Profile Pitch: Missouri Native Takes Mechanical Elephant on Nationwide School Tour to Spotlight Circus Cruelty
For Immediate Release:
March 1, 2017
Contact:
Megan Wiltsie 202-483-7382
In May, the Ringling Bros. and Barnum & Bailey Circus will shut down, citing widespread protests and dropping ticket sales—which may be partly attributable to efforts like those of Buffalo resident Stephanie Maddux. She has spent the last six months taking PETA’s life-size mechanical elephant, Ellie, to elementary schools across the country, in order to encourage kids to stay away from circuses that use animals.
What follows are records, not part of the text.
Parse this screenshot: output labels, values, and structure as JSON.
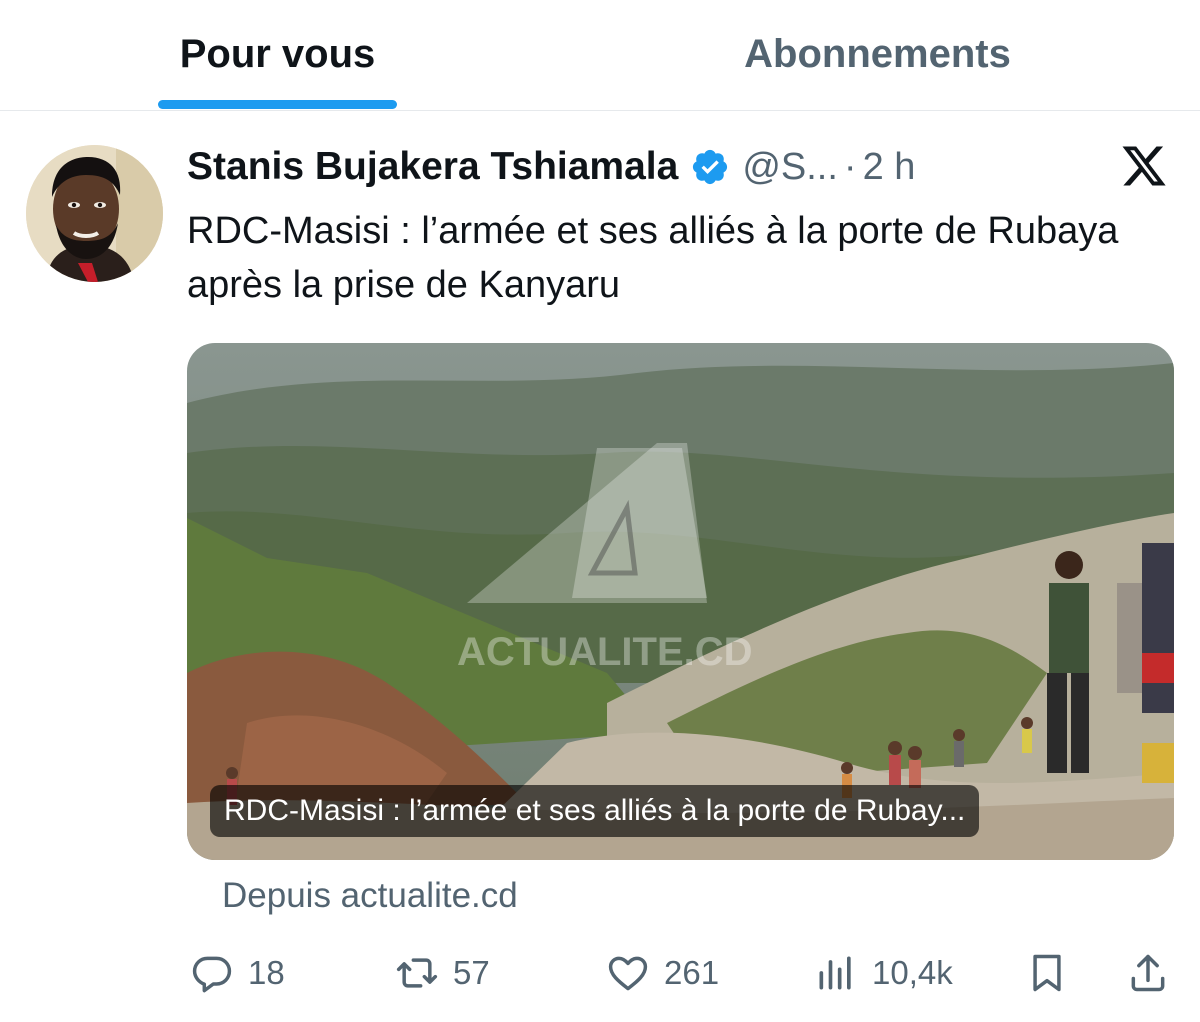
{
  "tabs": [
    {
      "label": "Pour vous",
      "active": true
    },
    {
      "label": "Abonnements",
      "active": false
    }
  ],
  "tweet": {
    "author_name": "Stanis Bujakera Tshiamala",
    "handle": "@S...",
    "separator": "·",
    "time": "2 h",
    "text": "RDC-Masisi : l’armée et ses alliés à la porte de Rubaya après la prise de Kanyaru",
    "card": {
      "caption": "RDC-Masisi : l’armée et ses alliés à la porte de Rubay...",
      "watermark": "ACTUALITE.CD"
    },
    "source": "Depuis actualite.cd",
    "stats": {
      "replies": "18",
      "reposts": "57",
      "likes": "261",
      "views": "10,4k"
    }
  },
  "icons": {
    "verified": "verified-badge-icon",
    "x_logo": "x-logo-icon",
    "reply": "reply-icon",
    "repost": "repost-icon",
    "like": "heart-icon",
    "views": "views-chart-icon",
    "bookmark": "bookmark-icon",
    "share": "share-icon"
  },
  "colors": {
    "accent": "#1d9bf0",
    "text_primary": "#0f1419",
    "text_secondary": "#536471"
  }
}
She has traveled to more than 100 elementary schools with Ellie, typically as part of teachers’ anti-bullying curricula. More than 40,000 students have watched the presentation, in which the animated, lifelike “elephant” explains that she was taken away from her loving mother, bullied and abused into performing tricks, and dragged from city to city for circus performances.
Maddux, who graduated from Bolivar High School in 2008 and Southwest Baptist University in 2012, shares how a PETA video that she watched as a young teen prompted her to go vegetarian in the heart of Missouri’s cattle country. Now, she helps people all over the U.S. make the world a better place for animals—starting with the young students in Ellie’s audiences.